While his neighbors pack up their cars for out-of-town vacation treks, Scott Reynolds retires to his backyard for an instant vacation escape, where he can relax by a fire and listen to a waterfall's soothing melody--without the commute time.
Scott's Twin Cities yard serves as a showroom of his work as a landscape designer. While his outdoor living area is more elaborate than most in a region with famously short summers, you can use his ideas on a smaller scale to make any backyard a vacation-worthy destination.
A vacation calls for water. Invoking beach getaways and lounging by the seashore, water in motion adds an aural sense of escape. Reflective and soothing, it can even veil the sounds of nearby traffic or too-close neighbors. Scott installed waterfalls to bring the benefits of water to his yard, left, but you can use a self-contained fountain for a similar effect at less cost.
Tuck an intriguing piece of garden art where it can be seen only from the patio, or position the patio itself through an arbor or around a corner or the curve of a path so it feels like a discovery. Loop a garden walkway around your yard so guests can stroll.
In Scott's yard, left, a tucked-away footbridge leads to an intimate seating area overlooking the pond.
Just like at a resort, your backyard escape should offer nice touches. Though hard benches and flat stones make good short-term perches, a retreat invites lingering. Go cushy with outdoor fabrics, and have a swing for two. Include side tables that make it easy to park a drink or grab a book.
A great escape will be especially popular in the evening, so plan soft landscape lighting, twinkle lights or candles. Citronella candles do double duty by helping keep bugs at bay. Illuminate paths so guests can safely travel back to the house after dark. Top off your area with music by mounting outdoor speakers nearby.
Scott landscaped his whole yard, but you can also get great results in less space. Give a nook a sense of escape by creating privacy. Frame it on two or three sides with hedges or fences (or put the patio against a shed or house wall) to shield it from neighbors. Also use shrubs or fences to screen unwanted views.
In Scott's yard, left, a softly curved arbor and a hedge of evergreens provide privacy for the main patio.
Native stones can make your backyard feel more natural and soothing. You can use just a few stones to add visual interest in plant beds or go all-out with stone walls and paths. Durable and dramatic, stone can also help tie together different living spaces around your yard when placed strategically. Scott used local stone (mainly from Minnesota and Wisconsin) for retaining walls and flooring.
Scott's stone-rimmed raised patio, left, hides a circular nook for firewood.
As with an indoor kitchen, a well-designed outdoor kitchen lets guests hang out comfortably near the cook without being underfoot. "Just like in the home, that's always the biggest gathering area," Scott says.
Scott's outdoor kitchen, left, includes a cafelike sprinkling of tables and chairs, plus a cooking area that has an undergrill fridge and cabinets to keep plates and utensils handy.
Your outdoor cooking space, though, can be as simple as a freestanding grill, a table and chairs.

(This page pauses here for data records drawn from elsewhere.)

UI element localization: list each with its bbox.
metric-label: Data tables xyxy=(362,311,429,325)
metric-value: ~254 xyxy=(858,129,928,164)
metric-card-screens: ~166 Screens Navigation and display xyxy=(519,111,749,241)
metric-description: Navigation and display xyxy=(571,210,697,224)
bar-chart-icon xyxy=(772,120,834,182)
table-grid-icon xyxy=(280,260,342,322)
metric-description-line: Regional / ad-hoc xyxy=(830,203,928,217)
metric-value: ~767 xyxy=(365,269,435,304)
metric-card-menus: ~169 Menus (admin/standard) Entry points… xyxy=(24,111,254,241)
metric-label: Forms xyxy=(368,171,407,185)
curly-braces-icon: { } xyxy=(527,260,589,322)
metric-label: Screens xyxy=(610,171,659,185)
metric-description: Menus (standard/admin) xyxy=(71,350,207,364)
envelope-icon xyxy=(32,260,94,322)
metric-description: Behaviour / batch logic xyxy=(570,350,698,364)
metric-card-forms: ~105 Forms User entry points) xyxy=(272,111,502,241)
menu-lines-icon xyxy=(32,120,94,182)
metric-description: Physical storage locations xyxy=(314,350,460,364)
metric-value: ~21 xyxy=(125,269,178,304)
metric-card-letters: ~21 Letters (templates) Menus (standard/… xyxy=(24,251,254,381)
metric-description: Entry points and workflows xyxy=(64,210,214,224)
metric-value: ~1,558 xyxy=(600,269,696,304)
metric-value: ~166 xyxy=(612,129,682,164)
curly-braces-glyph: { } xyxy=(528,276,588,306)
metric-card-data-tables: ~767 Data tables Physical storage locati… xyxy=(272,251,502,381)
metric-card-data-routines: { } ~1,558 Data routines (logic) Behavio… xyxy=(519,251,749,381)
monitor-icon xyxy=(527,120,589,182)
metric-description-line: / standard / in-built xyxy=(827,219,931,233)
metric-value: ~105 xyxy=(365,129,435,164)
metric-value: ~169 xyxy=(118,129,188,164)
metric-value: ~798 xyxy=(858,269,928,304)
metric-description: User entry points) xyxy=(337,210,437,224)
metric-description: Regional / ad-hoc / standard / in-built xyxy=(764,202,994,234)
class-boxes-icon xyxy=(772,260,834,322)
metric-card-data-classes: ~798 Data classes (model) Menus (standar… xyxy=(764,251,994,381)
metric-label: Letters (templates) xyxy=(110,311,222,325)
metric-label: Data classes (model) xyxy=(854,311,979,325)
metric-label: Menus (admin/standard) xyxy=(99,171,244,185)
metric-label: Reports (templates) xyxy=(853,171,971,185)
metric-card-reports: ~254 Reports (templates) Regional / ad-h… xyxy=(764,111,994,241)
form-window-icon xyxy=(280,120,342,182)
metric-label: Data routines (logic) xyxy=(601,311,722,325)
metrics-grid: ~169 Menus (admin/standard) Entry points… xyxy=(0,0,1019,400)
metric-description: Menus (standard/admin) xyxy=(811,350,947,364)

Just allow plenty of room for guests to relax. Small touches such as sun umbrellas can go a long way toward adding both color and comfort.
A fire pit will give your yard an after-hours vacation glow and keep guests cozy into the evening. You can build a permanent version or purchase one of a wide variety of portable types, including gas and propane models. Just check your local ordinances before you invest--some cities limit the size and use of fire pits.
Flowers provide an instant vacation feel to any setting. Put out pretty containers in your backyard seating areas and grow flowering, fragrant favorites. The container pictured at left in Scott's yard has pink begonias, red impatiens, gold-leaf fuchsia and English ivy. For more ideas, click on "Beautiful Container Gardens" in the Related Links box below.
If your yard is large enough, design it with several seating areas instead of just one. Scott has a large main outdoor living area, but he enhanced the vacation aura by creating other resting spots (such as the weathered lawn chair at left), reached through a series of paths that reveal only a little at a time.
Elements such as blooming plants or a special view tempt visitors to wander. "Tables and chairs at each destination with flowers on the table make you want to go grab a glass of wine and sit down," he says.
Your backyard retreat may look lovely in summer, but what about those long Midwest winters? No problem, says Scott--it's easy to winterize.
Hardy plants such as hosta, Huechera and Vinca minor (supplemented each spring with fresh annual container plantings) will survive to flourish another season. In Scott's yard, even the fish (left) hang around, thanks to a floating heater that prevents the main pond from turning to a block of ice.
Scott wouldn't think of trading his backyard getaway for his neighbors' treks to the North Woods, come winter's snow or summer's legendary bugs. "I don't have a boat or the things most Minnesotans do," Scott says. "But I just walk out into my backyard, and I've got my 'Up North' right here."